Ali Torre: For every one woman that goes into the shelter, two or three children go with her. When we first started the foundation, we did a lot of research into what was being done out and there were not a lot of children programs out there. And we felt that was needed to end the cycle of violence. We decided that schools would be the way to go. Since 2005, we've opened in 10 schools. We focus on children that deal directly with domestic violence in their homes. We provide master-levels counselors to help comfort the kids, be there for the kids, and help develop research about how domestic violence effects children so we can be a leader in the field.
It's called Margaret's Place in honor of Joe's mother. And another reason we chose education was because his mother, who was a victim of domestic violence, always wanted to be a teacher. And we felt this would be a great way to honor her. Her life was dedicated to her children, and education was a big priority for her. Our mission is to really tell children that it's not their fault, that they're not alone, and we're there if they want our help.
TS: Can you tell me more about Joe's experience?
AT: Joe has had a very successful career baseball wise, but has struggled personally with self-esteem and self-worth. He hasn't had your ideal perfect life. He hid in baseball and kept all this shame and embarrassment to himself for many, many years. It did have an effect on his life. He had two failed marriages. We've struggled personally over the years. It's not always related to domestic, but I think if he looks back it definitely impacts your life. Getting help, reaching out and being able to talk about it, that's the first step. Like he said, it helped him connect the dots. He was missing some things in his life and didn't feel so great about himself and some of the choices he made. And he's not blaming anybody, he's just understanding it.
TS: What is the message you try to send young people?
AT: You really have to define the problem to both children and adults. We find that so many young people don't even know what respect is because they're living in an environment of domestic violence, or gang violence, or bullying, or cyber bullying. Our goal is to get the word out and teach young people about the basics of respect and what a healthy relationship is. And we give them the information that they need. For example, we teach them how a perpetrator would operate — sometimes it's very subtle, like a boyfriend who would be texting his girlfriend all the time, and telling her that she cannot be with her friends, and kind of isolating her. That can be the beginning stages and sometimes it's so subtle that a victim really does not know that they're being surrounded and sucked in.
Another big thing is the deescalation of anger. Anger management is very important in school to prevent a potential perpetrator by intervening when you see a child who is acting out in school, who is getting in fights, who's not being a successful student. Our philosophy is that before you punish them or suspend them, why not have someone listen to them and find out what's going on in their lives. I would say so many times it's because they're dealing with some sort of domestic violence in their lives. Either witnessing it, or experience child abuse, or bullying.

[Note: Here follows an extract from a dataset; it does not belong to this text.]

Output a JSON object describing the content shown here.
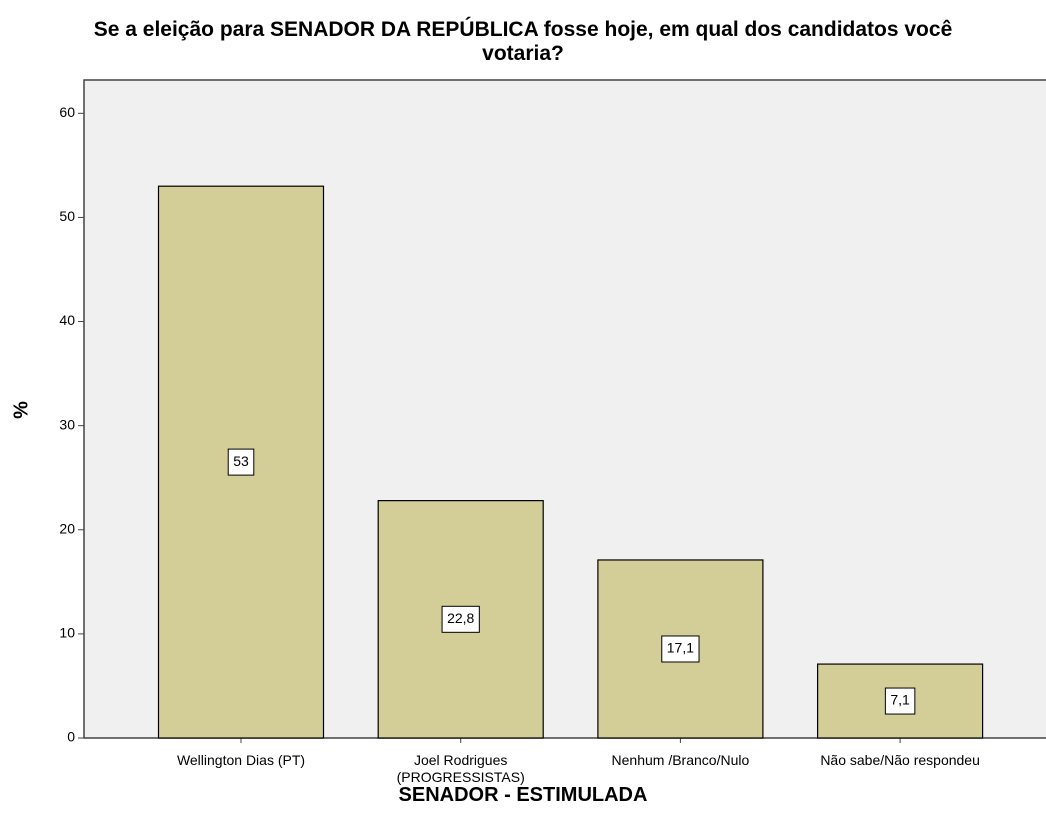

TS: What's the most frustrating thing about being an activist in this field?
AT: There's a large level of denial. Even with the victim, and the victim's family, and the perpetrator. For example, when police go to intervene in a domestic violence situation, generally it's six or seven times before the victim gets help and it's usually after the perpetrator goes after the children. So that's the most frustrating. And also, in my mind, I wonder how do innocent children grow up to become perpetrators of abuse?
TS: In addition to working with kids, what can we do on a larger scale?
AT: There needs to be a national awareness campaign, and not just over six months. It needs to be planned out over a period of five to 10 years. It's a behavioral change, similar to wearing seat belts or a non-smoking campaign. My dream is to really collaborate with organizations and create that campaign and have it implemented over the next five of 10 years. And I was in a meeting with the Justice Department today and they agree. We need to make it a national health issue, and one of justice and safety.